Verso la fine del Dossier Valerio Corradi definisce la nostra come “un’epoca di smarrimento”. Mi pare azzeccata questa proposta, legata sia alla condizione dei giovani che a quella degli adulti. Alcuni “fondamentali” appaiono perduti, sembrano mancare dei “punti fermi” prima assodati e siamo alla ricerca di “nuovi punti fermi” che non si intravedono ancora all’orizzonte.
Qualcuno parla di “fragilizzazione” di tutte le posizioni, perché nessuno è più così tanto sicuro delle proprie convinzioni. Questo è un elemento che ha il vantaggio di farci diventare tutti un po’ più umili e rispettosi delle posizioni e delle convinzioni altrui. Altri annotano che i percorsi sono sempre più personali. Difficile cercare di standardizzare e omologare le esperienze – soprattutto in ambito religioso giovanile – in quanto “il tempo dell’autenticità” che stiamo attraversando impone ad ognuno di cercare la sua personale via per affrontare le sfide e il senso dell’esistenza. Ancora altri avvertono i segnali una rinnovata “fioritura” della ricerca spirituale, che però non sappiamo bene dove ci porterà, perché spesso slegata da percorsi istituzionali e quindi di breve e incerta durata. La pandemia, che ha bloccato l’espressione istituzionale della preghiera (pensiamo alla partecipazione liturgica), ha aperto il campo per la ricerca di nuove soluzioni creative e tendenzialmente individuali.

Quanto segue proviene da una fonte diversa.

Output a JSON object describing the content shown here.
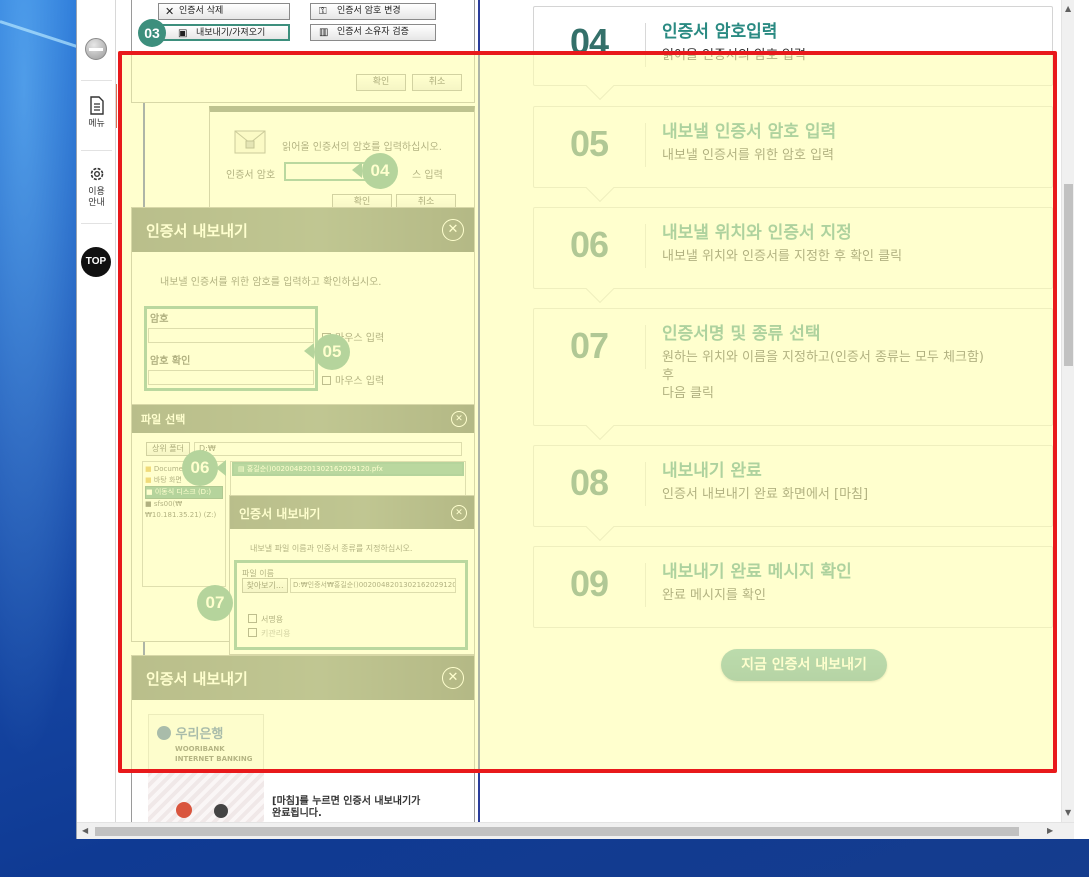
{
  "sidebar": {
    "menu_label": "메뉴",
    "guide_label_1": "이용",
    "guide_label_2": "안내",
    "top_label": "TOP"
  },
  "shots": {
    "top": {
      "delete_btn": "인증서 삭제",
      "password_change_btn": "인증서 암호 변경",
      "export_import_btn": "내보내기/가져오기",
      "owner_verify_btn": "인증서 소유자 검증",
      "ok": "확인",
      "cancel": "취소",
      "badge": "03"
    },
    "password": {
      "message": "읽어올 인증서의 암호를 입력하십시오.",
      "label": "인증서 암호",
      "suffix": "스 입력",
      "ok": "확인",
      "cancel": "취소",
      "badge": "04"
    },
    "export_dialog": {
      "title": "인증서 내보내기",
      "message": "내보낼 인증서를 위한 암호를 입력하고 확인하십시오.",
      "password_label": "암호",
      "confirm_label": "암호 확인",
      "mouse_input_1": "마우스 입력",
      "mouse_input_2": "마우스 입력",
      "badge": "05"
    },
    "file_dialog": {
      "title": "파일 선택",
      "up_folder": "상위 폴더",
      "path": "D:₩",
      "tree_items": [
        "Document",
        "바탕 화면",
        "이동식 디스크 (D:)",
        "sfs00(₩₩10.181.35.21) (Z:)"
      ],
      "file_name": "홍길순()0020048201302162029120.pfx",
      "badge": "06"
    },
    "name_dialog": {
      "title": "인증서 내보내기",
      "message": "내보낼 파일 이름과 인증서 종류를 지정하십시오.",
      "file_name_label": "파일 이름",
      "browse_btn": "찾아보기...",
      "file_path": "D:₩인증서₩홍길순()0020048201302162029120.pfx",
      "sign_label": "서명용",
      "key_label": "키관리용",
      "badge": "07"
    },
    "complete_dialog": {
      "title": "인증서 내보내기",
      "bank_name": "우리은행",
      "bank_en_1": "WOORIBANK",
      "bank_en_2": "INTERNET BANKING",
      "done_message_1": "[마침]를 누르면 인증서 내보내기가",
      "done_message_2": "완료됩니다."
    }
  },
  "steps": [
    {
      "num": "04",
      "title": "인증서 암호입력",
      "desc": [
        "읽어올 인증서의 암호 입력"
      ]
    },
    {
      "num": "05",
      "title": "내보낼 인증서 암호 입력",
      "desc": [
        "내보낼 인증서를 위한 암호 입력"
      ]
    },
    {
      "num": "06",
      "title": "내보낼 위치와 인증서 지정",
      "desc": [
        "내보낼 위치와 인증서를 지정한 후 확인 클릭"
      ]
    },
    {
      "num": "07",
      "title": "인증서명 및 종류 선택",
      "desc": [
        "원하는 위치와 이름을 지정하고(인증서 종류는 모두 체크함)",
        "후",
        "다음 클릭"
      ]
    },
    {
      "num": "08",
      "title": "내보내기 완료",
      "desc": [
        "인증서 내보내기 완료 화면에서 [마침]"
      ]
    },
    {
      "num": "09",
      "title": "내보내기 완료 메시지 확인",
      "desc": [
        "완료 메시지를 확인"
      ]
    }
  ],
  "cta_label": "지금 인증서 내보내기",
  "colors": {
    "accent_teal": "#2a8a82",
    "badge_green": "#3d8f7d",
    "highlight_red": "#e8191b",
    "highlight_tint": "#ffffb0",
    "dialog_header": "#4f5d56"
  }
}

L’evento pandemico globale che stiamo ancora attraversando ha segnato una certa irrilevanza della proposta ecclesiale di senso e una rinnovata fiducia nella scienza, che attraverso i vaccini appare l’unica forza che sembra essere in grado di contrapporsi alla virulenza in atto. Che la ricerca si sia tramutata in smarrimento deve farci pensare. Soprattutto se questo non riguarda semplicemente i giovani – tutto sommato è abbastanza normale che le giovani generazioni, per definizione in ricerca, abbiamo dei momenti di smarrimento – ma la società civile nel suo insieme, e anche la Chiesa. Certo, ci sono dei segnali inequivocabili che anche la nostra amata Chiesa, di cui con gioia ci sentiamo parte viva, stia attraversando alcuni momenti di disorientamento.

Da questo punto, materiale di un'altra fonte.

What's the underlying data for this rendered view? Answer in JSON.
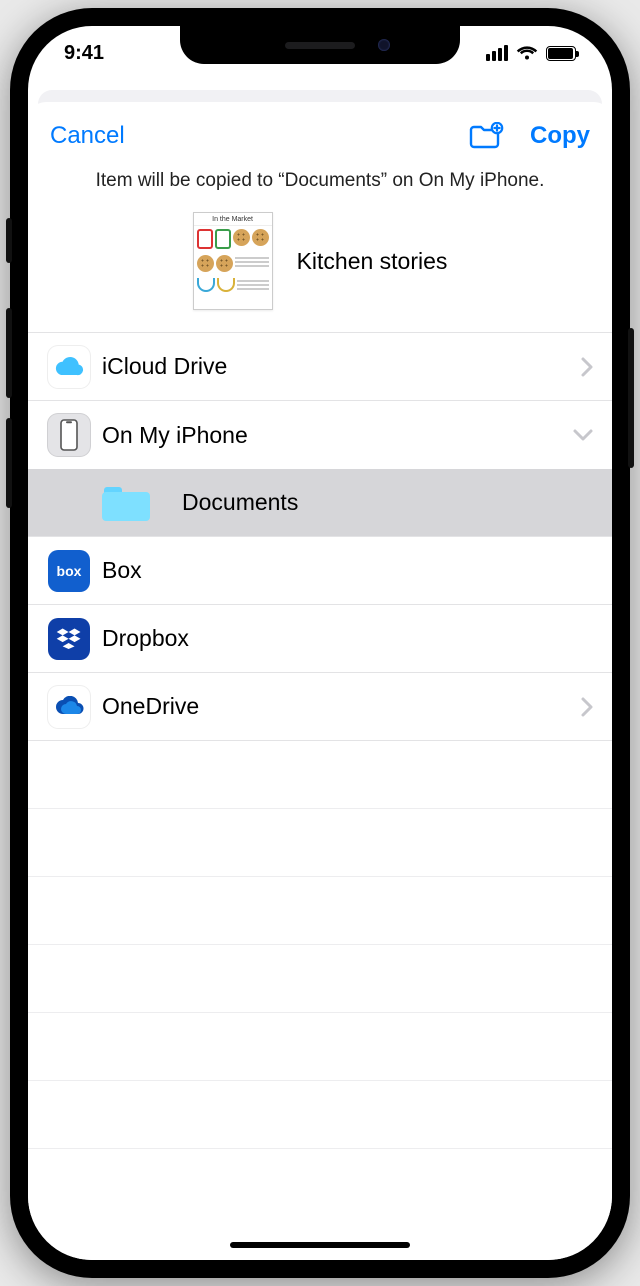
{
  "status": {
    "time": "9:41"
  },
  "nav": {
    "cancel": "Cancel",
    "copy": "Copy"
  },
  "subtitle": "Item will be copied to “Documents” on On My iPhone.",
  "item": {
    "name": "Kitchen stories",
    "thumb_header": "In the Market"
  },
  "locations": {
    "icloud": "iCloud Drive",
    "onmyiphone": "On My iPhone",
    "documents": "Documents",
    "box": "Box",
    "dropbox": "Dropbox",
    "onedrive": "OneDrive"
  },
  "box_label": "box"
}
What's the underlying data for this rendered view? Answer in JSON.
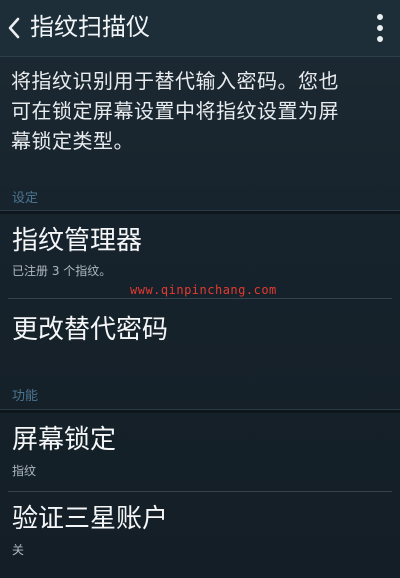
{
  "header": {
    "title": "指纹扫描仪",
    "back_icon": "chevron-left-icon",
    "menu_icon": "overflow-vertical-icon"
  },
  "description": {
    "lines": [
      "将指纹识别用于替代输入密码。您也",
      "可在锁定屏幕设置中将指纹设置为屏",
      "幕锁定类型。"
    ]
  },
  "sections": [
    {
      "header": "设定",
      "items": [
        {
          "title": "指纹管理器",
          "subtitle": "已注册 3 个指纹。"
        },
        {
          "title": "更改替代密码",
          "subtitle": ""
        }
      ]
    },
    {
      "header": "功能",
      "items": [
        {
          "title": "屏幕锁定",
          "subtitle": "指纹"
        },
        {
          "title": "验证三星账户",
          "subtitle": "关"
        }
      ]
    }
  ],
  "watermark": "www.qinpinchang.com",
  "colors": {
    "background": "#17232c",
    "action_bar": "#1d2e38",
    "section_header": "#4b7591",
    "watermark": "#e23a2f"
  }
}
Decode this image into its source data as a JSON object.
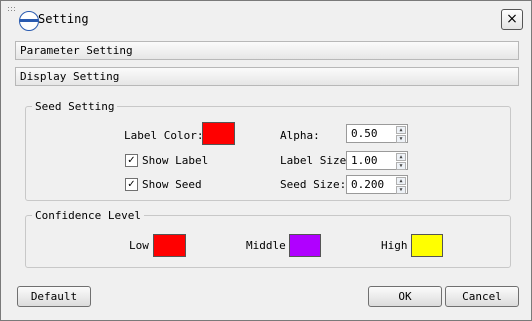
{
  "window": {
    "title": "Setting"
  },
  "sections": {
    "parameter": "Parameter Setting",
    "display": "Display Setting"
  },
  "seed_setting": {
    "title": "Seed Setting",
    "label_color": {
      "label": "Label Color:",
      "color": "#ff0000"
    },
    "show_label": {
      "label": "Show Label",
      "checked": true
    },
    "show_seed": {
      "label": "Show Seed",
      "checked": true
    },
    "alpha": {
      "label": "Alpha:",
      "value": "0.50"
    },
    "label_size": {
      "label": "Label Size",
      "value": "1.00"
    },
    "seed_size": {
      "label": "Seed Size:",
      "value": "0.200"
    }
  },
  "confidence_level": {
    "title": "Confidence Level",
    "low": {
      "label": "Low",
      "color": "#ff0000"
    },
    "middle": {
      "label": "Middle",
      "color": "#b000ff"
    },
    "high": {
      "label": "High",
      "color": "#ffff00"
    }
  },
  "buttons": {
    "default": "Default",
    "ok": "OK",
    "cancel": "Cancel"
  },
  "icons": {
    "close": "close-icon",
    "logo": "app-logo",
    "check": "checkbox-check",
    "up": "spin-up-arrow",
    "down": "spin-down-arrow"
  }
}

Una delle tante positività del Dossier di Valerio Corradi è l’invito a decifrare la religiosità giovanile con categorie nuove. Nel proporre un’analisi di alcuni campi di espressione della religiosità giovanile odierna avanza, alla fine, alcune proposte per sintonizzarsi con la sensibilità dei giovani d’oggi e per agganciare la sempre viva domanda di senso che attraversa l’universo giovanile. Quindi lo smarrimento non è l’ultima parola, perché tra le nebbie del nostro tempo si intravedono alcuni punti luce su cui far leva per il rinnovamento.